You're confusing the object instance numeri, with its Manager listaNumeri. This can be illustrated by making a few minor modifications to the code:

First add aget_list_idmethod to class numeri(object) which returns the id of the actual internal data structure being used:

    ...                                                   
    def get_list_id(self):  # added method
        return id(self.nl)

Then modifyproduce()to use it:

def produce(listaNumeri):
    print 'producing', id(listaNumeri)
    print ' with list_id', listaNumeri.get_list_id()  # added
    return id(listaNumeri)

Lastly, be sure to expose the new method as a part of the numManager interface:

def main():
    numManager.register('numeri', numeri, exposed=['getLen', 'appendi',
                                                   'svuota', 'stampa',
                                                   'get_list_id'])  # added
    ...                                                   

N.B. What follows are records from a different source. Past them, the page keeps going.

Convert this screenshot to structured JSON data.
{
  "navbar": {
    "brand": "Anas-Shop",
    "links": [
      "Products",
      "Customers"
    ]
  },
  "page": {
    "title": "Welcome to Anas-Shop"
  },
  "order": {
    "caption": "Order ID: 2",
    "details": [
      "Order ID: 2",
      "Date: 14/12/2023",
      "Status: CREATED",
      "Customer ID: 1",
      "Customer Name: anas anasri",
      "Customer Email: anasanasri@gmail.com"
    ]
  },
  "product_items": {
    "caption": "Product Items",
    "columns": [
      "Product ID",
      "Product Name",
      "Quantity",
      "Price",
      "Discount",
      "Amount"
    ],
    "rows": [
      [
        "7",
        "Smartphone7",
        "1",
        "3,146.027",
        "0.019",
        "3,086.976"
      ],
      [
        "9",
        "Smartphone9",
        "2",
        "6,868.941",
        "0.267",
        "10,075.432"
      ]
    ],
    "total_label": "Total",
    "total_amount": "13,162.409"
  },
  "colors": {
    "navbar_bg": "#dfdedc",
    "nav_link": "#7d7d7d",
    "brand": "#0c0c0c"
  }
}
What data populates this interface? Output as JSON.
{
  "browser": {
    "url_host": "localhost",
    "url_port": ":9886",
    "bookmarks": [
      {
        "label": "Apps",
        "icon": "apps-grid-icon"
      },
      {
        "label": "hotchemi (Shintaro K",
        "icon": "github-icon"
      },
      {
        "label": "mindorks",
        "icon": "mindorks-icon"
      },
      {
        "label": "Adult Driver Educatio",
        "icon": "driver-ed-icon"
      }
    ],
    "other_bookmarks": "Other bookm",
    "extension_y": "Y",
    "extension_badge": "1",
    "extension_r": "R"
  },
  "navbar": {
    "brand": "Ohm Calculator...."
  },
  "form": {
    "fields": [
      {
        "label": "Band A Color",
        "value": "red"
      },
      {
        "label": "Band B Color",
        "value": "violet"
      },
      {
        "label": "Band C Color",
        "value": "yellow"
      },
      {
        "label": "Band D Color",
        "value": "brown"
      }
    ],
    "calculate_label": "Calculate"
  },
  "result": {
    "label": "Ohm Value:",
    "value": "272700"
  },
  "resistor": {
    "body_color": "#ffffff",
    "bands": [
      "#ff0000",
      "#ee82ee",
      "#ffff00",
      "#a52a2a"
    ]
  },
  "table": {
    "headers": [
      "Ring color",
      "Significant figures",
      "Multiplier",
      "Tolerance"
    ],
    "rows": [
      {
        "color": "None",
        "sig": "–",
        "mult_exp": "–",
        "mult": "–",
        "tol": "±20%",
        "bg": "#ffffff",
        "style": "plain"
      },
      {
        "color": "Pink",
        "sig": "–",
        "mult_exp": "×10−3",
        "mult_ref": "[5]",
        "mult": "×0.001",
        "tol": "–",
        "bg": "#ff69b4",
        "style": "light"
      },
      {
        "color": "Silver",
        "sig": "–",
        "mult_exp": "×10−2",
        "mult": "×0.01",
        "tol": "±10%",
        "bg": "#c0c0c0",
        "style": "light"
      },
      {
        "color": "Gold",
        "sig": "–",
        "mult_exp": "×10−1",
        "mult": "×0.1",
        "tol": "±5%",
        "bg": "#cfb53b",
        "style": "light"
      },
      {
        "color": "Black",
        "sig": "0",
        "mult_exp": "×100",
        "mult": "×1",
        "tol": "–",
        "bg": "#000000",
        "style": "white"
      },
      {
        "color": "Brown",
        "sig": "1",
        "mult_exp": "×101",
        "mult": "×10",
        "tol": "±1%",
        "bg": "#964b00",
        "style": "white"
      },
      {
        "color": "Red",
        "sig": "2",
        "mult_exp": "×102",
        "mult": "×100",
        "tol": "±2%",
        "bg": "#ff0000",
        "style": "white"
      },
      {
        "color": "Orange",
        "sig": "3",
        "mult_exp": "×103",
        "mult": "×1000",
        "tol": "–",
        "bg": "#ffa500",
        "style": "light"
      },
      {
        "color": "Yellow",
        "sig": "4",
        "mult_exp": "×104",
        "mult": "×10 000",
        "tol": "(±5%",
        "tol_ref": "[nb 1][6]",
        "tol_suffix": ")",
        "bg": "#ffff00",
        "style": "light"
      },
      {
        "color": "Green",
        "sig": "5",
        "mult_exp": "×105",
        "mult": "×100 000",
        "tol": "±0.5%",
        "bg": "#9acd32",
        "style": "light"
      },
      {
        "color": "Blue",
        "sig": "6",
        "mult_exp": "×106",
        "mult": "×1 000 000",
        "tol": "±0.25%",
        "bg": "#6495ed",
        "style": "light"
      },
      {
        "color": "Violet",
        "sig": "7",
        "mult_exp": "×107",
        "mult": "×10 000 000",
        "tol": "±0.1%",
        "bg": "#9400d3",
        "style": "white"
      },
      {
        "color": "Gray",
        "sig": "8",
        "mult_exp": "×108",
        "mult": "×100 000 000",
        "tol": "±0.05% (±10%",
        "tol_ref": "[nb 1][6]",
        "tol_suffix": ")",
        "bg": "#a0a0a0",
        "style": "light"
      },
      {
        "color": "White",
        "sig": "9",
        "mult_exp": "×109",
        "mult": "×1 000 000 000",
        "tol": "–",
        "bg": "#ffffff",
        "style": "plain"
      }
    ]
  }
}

Afterwards you'll see something like the following output:

13195568
------------ Process
producing 12739600
 with list_id 13607080
producing 12739600
 with list_id 13607080
producing 12739600
 with list_id 13607080
producing 12739600
 with list_id 13607080
producing 12739600
 with list_id 13607080
--------------- Pool
producing 13690384
 with list_id 13607080
producing 13691920
 with list_id 13607080
producing 13691888
 with list_id 13607080
producing 13691856
 with list_id 13607080
producing 13691824
 with list_id 13607080

As this shows, even though there's a different Manager object for each Pool process, they're all using (sharing) the same "managed" data object.